Aber neuverfilmt wurde nun eben erst einmal "Die bitteren Tränen der Petra von Kant": Dass Ozon aus dieser lesbischen Beziehung eine schwule Variante macht, scheint auf die vielfachen Äußerungen Bezug zu nehmen, nach denen Fassbinder mit diesem Film eigene Beziehungserfahrungen mitsamt Machtansprüchen, Machtmissbrauch und Abhängig verarbeitet haben soll. Ebendiese waren Bestandteil von Oskar Roehlers Fassbinder-Biopic "Enfant Terrible" (2020), das ebenfalls gerade erst das nicht abebbende Interesse an Fassbinder erkennen ließ.

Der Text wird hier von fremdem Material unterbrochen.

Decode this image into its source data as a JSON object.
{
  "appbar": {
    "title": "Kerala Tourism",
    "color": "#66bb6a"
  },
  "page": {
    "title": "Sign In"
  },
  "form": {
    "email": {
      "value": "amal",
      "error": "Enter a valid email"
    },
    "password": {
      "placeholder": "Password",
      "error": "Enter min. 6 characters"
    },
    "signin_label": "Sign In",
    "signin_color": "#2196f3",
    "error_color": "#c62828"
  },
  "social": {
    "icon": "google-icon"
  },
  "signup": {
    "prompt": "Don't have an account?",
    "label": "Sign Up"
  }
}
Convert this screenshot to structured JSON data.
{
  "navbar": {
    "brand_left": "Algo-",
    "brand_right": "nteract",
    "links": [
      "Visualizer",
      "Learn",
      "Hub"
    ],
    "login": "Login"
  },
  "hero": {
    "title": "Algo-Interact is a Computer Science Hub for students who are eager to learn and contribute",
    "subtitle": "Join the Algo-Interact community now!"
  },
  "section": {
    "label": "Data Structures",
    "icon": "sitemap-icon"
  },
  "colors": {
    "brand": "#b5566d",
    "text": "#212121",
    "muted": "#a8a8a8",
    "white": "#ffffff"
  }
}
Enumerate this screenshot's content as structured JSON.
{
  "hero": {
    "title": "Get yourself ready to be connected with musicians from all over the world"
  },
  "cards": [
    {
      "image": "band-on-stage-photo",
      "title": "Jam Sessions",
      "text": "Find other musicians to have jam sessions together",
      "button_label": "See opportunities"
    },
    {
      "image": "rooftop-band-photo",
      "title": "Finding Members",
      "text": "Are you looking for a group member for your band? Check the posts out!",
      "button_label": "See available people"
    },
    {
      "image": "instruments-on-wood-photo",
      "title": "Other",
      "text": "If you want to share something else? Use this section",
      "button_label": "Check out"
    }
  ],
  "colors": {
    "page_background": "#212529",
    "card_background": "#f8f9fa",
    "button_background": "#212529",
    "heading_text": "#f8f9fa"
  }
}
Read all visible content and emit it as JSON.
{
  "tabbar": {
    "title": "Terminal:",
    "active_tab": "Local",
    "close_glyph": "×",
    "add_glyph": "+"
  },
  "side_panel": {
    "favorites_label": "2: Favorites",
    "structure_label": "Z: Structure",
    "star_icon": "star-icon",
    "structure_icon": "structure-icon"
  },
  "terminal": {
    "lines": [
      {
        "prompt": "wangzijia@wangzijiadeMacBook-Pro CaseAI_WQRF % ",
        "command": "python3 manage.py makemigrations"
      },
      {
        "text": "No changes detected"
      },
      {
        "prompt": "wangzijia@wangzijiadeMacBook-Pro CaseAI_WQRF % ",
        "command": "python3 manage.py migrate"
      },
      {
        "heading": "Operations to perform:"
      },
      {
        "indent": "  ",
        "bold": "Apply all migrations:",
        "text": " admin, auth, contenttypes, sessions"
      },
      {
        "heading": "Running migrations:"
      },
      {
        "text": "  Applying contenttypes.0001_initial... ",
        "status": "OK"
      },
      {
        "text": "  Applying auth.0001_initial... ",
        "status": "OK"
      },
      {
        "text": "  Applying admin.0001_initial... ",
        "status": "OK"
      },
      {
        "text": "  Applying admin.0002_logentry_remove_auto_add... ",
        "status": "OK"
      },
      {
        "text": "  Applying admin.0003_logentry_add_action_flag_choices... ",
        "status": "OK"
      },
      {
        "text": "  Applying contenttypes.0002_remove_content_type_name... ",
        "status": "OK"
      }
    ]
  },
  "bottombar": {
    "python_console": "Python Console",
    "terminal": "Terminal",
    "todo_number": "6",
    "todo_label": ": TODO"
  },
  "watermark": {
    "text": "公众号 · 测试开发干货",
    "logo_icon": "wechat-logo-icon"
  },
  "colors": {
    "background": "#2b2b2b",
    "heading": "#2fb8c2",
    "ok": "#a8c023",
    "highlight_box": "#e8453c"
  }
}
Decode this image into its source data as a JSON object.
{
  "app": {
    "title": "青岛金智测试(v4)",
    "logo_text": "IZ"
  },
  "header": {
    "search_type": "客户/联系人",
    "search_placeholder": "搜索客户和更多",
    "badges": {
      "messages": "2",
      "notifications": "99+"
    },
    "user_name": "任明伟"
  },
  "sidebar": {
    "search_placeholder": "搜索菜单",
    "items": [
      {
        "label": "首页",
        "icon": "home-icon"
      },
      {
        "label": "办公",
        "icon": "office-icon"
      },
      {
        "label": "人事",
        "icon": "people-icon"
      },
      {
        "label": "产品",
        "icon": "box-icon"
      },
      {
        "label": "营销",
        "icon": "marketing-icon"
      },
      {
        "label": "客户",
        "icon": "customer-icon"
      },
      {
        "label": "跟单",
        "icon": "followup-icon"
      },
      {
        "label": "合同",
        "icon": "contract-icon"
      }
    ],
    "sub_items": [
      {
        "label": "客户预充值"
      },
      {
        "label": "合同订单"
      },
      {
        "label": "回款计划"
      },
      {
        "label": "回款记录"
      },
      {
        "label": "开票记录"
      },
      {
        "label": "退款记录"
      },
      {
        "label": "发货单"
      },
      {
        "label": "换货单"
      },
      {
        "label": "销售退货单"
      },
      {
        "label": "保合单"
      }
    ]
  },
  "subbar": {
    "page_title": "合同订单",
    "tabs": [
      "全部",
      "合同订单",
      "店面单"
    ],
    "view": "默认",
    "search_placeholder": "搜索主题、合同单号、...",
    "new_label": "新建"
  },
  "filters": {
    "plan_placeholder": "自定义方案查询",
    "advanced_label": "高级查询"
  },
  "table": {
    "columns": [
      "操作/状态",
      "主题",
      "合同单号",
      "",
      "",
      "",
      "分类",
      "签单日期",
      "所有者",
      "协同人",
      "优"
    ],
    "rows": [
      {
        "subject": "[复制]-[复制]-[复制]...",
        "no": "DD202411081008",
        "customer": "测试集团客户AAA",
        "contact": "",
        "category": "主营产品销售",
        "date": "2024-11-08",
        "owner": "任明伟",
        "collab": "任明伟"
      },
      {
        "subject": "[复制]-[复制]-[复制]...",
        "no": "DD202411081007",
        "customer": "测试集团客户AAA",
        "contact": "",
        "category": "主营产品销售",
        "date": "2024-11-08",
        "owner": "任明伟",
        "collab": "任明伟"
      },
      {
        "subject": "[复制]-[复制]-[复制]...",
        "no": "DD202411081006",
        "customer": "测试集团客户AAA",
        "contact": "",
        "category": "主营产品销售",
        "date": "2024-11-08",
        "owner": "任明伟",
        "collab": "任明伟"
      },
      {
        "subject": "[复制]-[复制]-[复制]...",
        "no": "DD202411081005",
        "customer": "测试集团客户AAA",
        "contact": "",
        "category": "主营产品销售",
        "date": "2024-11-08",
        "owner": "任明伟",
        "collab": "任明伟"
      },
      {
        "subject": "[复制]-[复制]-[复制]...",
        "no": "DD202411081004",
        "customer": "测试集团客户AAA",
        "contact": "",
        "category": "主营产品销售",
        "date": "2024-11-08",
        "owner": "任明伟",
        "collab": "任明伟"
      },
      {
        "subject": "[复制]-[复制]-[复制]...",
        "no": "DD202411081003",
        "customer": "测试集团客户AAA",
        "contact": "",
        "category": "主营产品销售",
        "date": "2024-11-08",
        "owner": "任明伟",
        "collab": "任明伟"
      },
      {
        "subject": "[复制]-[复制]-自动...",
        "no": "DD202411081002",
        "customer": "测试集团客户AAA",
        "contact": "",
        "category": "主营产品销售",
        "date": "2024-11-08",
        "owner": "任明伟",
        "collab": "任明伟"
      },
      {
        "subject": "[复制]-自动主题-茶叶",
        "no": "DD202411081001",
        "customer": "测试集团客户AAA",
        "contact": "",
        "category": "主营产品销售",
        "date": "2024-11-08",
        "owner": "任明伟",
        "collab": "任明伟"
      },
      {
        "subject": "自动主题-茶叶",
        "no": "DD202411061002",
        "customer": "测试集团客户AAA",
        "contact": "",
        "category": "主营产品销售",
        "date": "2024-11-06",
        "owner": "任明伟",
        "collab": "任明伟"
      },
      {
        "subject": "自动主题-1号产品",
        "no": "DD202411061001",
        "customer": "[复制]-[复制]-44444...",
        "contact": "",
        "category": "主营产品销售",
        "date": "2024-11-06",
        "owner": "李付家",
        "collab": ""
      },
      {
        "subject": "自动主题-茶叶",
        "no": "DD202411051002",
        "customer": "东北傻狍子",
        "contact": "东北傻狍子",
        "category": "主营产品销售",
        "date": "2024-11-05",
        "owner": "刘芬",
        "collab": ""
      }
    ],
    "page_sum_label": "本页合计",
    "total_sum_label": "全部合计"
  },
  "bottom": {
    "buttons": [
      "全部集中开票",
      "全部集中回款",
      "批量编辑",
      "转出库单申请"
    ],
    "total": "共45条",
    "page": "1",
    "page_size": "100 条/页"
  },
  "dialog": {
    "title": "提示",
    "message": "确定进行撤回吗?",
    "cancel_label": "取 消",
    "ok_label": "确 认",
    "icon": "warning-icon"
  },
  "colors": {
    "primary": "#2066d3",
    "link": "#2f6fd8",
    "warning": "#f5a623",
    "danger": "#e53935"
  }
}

Immerhin hatte dieser 50 Jahre zuvor, in den frühen 70er Jahren, seine enorm produktive Hochphase begonnen hatte: Von den 44 Filmen seiner 16-jährigen Karriere kommt über die Hälfte in den sechs Jahren von 1970 bis 1975 heraus. 1972 waren etwa noch die Fernsehfilme "Bremer Freiheit" (1972) über die Giftmörderin Gesche Gottfried oder "Wildwechsel" (1972) zu sehen. Relevanter war da Fassbinders überraschendes Projekt einer TV-Serie, "Acht Stunden sind kein Tag", das bei einem Vertreter des Neuen Deutschen Films überraschen mochte. Doch die ab dem 29. Oktober 1972 bis zum März 1973 ausgestrahlte 5-teilige Serie, die großen Zuschauer(innen)-Zuspruch erhielt, nutzte ein das populäre Medium, dem meist nur wenig zugetraut wurde, um arbeitsrechtliche Fragen zu verhandeln, soziale Teilhabe in den Blick zu nehmen und das Verhältnis von Privatem und Publikem spannend aufzufächern. Mit Gottfried John, Hanna Schygulla, Irm Hermann, Kurt Raab und El Hedi ben Salem standen ihm auch für das Serienformat seine Stammdarsteller(innen) zur Verfügung. Aber trotz des Erfolgs bei Kritik und Publikum wurde die Serie nicht mehr weiter fortgeführt: Zu abschreckend schien den Verantwortlichen des Senders WDR Fassbinders Interesse an einer Vertiefung von Gewerkschaftsverhandlungen und -arbeit zu sein. Das seit Adorno unter Intellektuellen jener Jahre als suspekt geltende Medium, das ein Alexander Kluge erst in den 80er Jahren nach dem Kinofilm als neues Betätigungsfeld mit recht sperrigen Arbeiten für sich entdecken sollte, wurde ausgerechnet mit dem verpönten Serienformat von Fassbinder aufgegriffen, um die Vorwürfe, die dem Fernsehen gemacht wurden, zu entkräften. Scheinbar hat aber genau dieses Anliegen dazu geführt, dass er dieses Experiment nicht weiter verfolgen konnte.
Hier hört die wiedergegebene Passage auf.